New fiber optic wires can carry a two-hour movie in 31 millionths of a second. Hedge funds already make trades in a fraction of that time. And when you pay a bill online, money disappears from your account at high velocity.
So why does money take so long to appear in your account? Why, when you want to move cash from one account to another, is it faster to walk it there -- even if it's a really long walk?
Behind every check written, card swiped and paycheck delivered is an antiquated payment system that isn't real time. About $80 trillion a year flows by fits and starts through a Rube Goldberg-like set of interlocking payment networks. The most prominent is the Automated Clearing House, or ACH, now celebrating its 40th birthday. These networks carry funds electronically, yes. But they often only sync up with banks once a day. In other words, if you miss today's only flight off Kiribati, then you have to wait for tomorrow's.
It can take a customer of a U.S. bank more than three days to transfer funds to another U.S. bank. Banks haven't seen an advantage in speeding that up, even though the lag is painful for businesses and families. Purchases don't always clear before a store owner has to pony up for more inventory. Families get hit with overdraft fees when checks really are in the mail.
The old networks are even slowing down new, real-time networks. Technically, digital money is no different than bits in an email. Networks like PayPal, Google Wallet and Venmo treat money the same way and with the same speed as email. Then these speedy networks hit a wall: the old, leisurely banking networks. Roommates paying rent or diners splitting a check can swap money on Venmo in seconds. But then they might wait two days for it to transfer over to their bank accounts.

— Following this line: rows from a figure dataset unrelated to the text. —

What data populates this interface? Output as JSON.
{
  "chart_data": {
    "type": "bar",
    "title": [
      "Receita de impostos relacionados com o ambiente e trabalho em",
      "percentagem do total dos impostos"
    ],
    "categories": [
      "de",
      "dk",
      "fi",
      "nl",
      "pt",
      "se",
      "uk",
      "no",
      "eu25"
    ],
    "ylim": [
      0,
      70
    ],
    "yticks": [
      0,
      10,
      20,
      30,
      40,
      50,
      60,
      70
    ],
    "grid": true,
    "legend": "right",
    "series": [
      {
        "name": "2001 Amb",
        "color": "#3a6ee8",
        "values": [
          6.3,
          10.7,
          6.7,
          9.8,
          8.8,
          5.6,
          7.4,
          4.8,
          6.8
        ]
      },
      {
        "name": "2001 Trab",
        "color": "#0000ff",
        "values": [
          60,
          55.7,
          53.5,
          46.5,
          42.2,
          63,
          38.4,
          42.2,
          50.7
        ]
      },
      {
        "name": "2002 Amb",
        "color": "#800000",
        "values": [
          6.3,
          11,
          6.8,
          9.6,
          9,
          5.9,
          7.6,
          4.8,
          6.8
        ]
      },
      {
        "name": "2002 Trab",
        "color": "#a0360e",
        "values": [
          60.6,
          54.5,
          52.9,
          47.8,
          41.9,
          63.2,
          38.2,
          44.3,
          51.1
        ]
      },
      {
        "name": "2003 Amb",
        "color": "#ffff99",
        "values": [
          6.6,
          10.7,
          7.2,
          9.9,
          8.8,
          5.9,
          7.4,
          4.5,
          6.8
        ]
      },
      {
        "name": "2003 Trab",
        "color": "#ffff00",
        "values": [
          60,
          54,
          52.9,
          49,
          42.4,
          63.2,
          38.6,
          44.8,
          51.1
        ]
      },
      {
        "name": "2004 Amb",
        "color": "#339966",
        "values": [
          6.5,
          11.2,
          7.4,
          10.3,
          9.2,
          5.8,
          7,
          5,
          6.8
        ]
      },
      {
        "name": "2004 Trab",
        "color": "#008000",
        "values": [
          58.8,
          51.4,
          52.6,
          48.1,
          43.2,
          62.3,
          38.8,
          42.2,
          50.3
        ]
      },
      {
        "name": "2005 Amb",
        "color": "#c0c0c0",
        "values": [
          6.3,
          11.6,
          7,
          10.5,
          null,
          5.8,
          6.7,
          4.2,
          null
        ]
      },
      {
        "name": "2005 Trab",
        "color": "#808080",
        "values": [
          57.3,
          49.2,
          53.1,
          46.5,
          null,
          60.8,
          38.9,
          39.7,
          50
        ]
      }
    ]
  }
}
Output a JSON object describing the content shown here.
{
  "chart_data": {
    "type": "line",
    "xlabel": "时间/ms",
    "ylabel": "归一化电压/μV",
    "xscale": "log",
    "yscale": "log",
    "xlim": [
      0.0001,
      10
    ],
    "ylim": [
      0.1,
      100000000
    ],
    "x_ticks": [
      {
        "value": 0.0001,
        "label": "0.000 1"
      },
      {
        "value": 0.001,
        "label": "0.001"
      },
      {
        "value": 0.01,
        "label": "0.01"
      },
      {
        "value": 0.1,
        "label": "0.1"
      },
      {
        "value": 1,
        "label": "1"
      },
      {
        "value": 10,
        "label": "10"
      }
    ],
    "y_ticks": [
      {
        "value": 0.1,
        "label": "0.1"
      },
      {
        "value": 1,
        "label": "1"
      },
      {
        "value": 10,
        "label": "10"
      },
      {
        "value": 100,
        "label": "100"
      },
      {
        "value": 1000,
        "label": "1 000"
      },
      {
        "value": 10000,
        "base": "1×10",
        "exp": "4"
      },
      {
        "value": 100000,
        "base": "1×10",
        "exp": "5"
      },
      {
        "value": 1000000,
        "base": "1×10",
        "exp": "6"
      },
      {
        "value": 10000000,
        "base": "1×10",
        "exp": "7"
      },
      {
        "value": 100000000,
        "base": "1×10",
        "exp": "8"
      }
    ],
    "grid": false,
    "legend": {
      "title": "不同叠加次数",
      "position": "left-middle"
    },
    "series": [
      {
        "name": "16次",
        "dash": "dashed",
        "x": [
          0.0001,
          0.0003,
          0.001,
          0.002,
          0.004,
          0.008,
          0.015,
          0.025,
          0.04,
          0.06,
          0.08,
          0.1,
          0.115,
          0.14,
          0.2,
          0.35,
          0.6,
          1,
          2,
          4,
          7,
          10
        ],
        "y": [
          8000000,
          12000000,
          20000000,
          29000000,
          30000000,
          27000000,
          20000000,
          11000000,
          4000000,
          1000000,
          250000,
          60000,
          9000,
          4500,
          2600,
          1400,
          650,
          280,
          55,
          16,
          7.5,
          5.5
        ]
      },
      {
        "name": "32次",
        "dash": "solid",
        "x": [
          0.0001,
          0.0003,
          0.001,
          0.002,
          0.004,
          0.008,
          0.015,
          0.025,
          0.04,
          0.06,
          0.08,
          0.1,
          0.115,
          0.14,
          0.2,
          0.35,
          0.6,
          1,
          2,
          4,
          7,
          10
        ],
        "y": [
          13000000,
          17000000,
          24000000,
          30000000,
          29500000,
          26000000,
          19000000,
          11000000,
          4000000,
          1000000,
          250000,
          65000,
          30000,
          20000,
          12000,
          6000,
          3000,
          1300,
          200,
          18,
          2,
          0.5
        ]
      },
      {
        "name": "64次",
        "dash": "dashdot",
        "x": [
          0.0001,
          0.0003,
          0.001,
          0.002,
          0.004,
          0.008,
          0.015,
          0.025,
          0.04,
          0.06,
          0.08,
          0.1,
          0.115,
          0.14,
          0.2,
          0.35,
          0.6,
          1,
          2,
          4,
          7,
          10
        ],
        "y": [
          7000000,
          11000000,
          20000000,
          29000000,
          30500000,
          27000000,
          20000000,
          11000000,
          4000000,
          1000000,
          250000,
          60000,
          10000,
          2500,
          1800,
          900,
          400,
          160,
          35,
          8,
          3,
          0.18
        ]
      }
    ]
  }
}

Not only do the U.S.'s almost-7,000 banks wait to settle transactions with each other in batches, they only work business days. Even if your money catches today's flight, in other words, it can miss a connection and spend all weekend in limbo.
What the U.S. needs, the Federal Reserve said last month, is an entirely “new infrastructure” to keep banks connected day, night and through the weekend. Then last week, the Clearing House, a group owned by the largest banks, said it would build a real-time payment network. It didn't specify a time frame or release cost estimates. It did say your bank would credit your account immediately and settle up with the payer's bank later. The Fed estimates businesses could save $10 to $40 billion with a more efficient network.
It could spur lots of other innovations -- or what seems like innovation in the laggard world of electronic funds. A farmer dropping off lettuce at a restaurant could go home to find payment already in his account, for example; he would have the money as instantly as he did in Roman times when cash was king. Better yet, if money moved faster, struggling businesses and poor families would have more wiggle room to manage cash and stay out of debt.
Banks have been procrastinating on an upgrade. They worry changing over 1970s-era networks will be a big hassle. A 24/7 system will need to sync with bank's old batch systems, which are designed to need maintenance on Sundays. And, if popular enough, real-time payments could threaten banks' annual collection of $30 billion in overdraft fees and more than $12 billion in card fees.
Three dozen other countries already have a real-time payment network. Either governments forced banks to speed up, or private networks saw a business opportunity. Japan's is more than 40 years old. Meanwhile, 316 million Americans wait for a time when computers and fiber optic cables will be as fast as old, cold cash.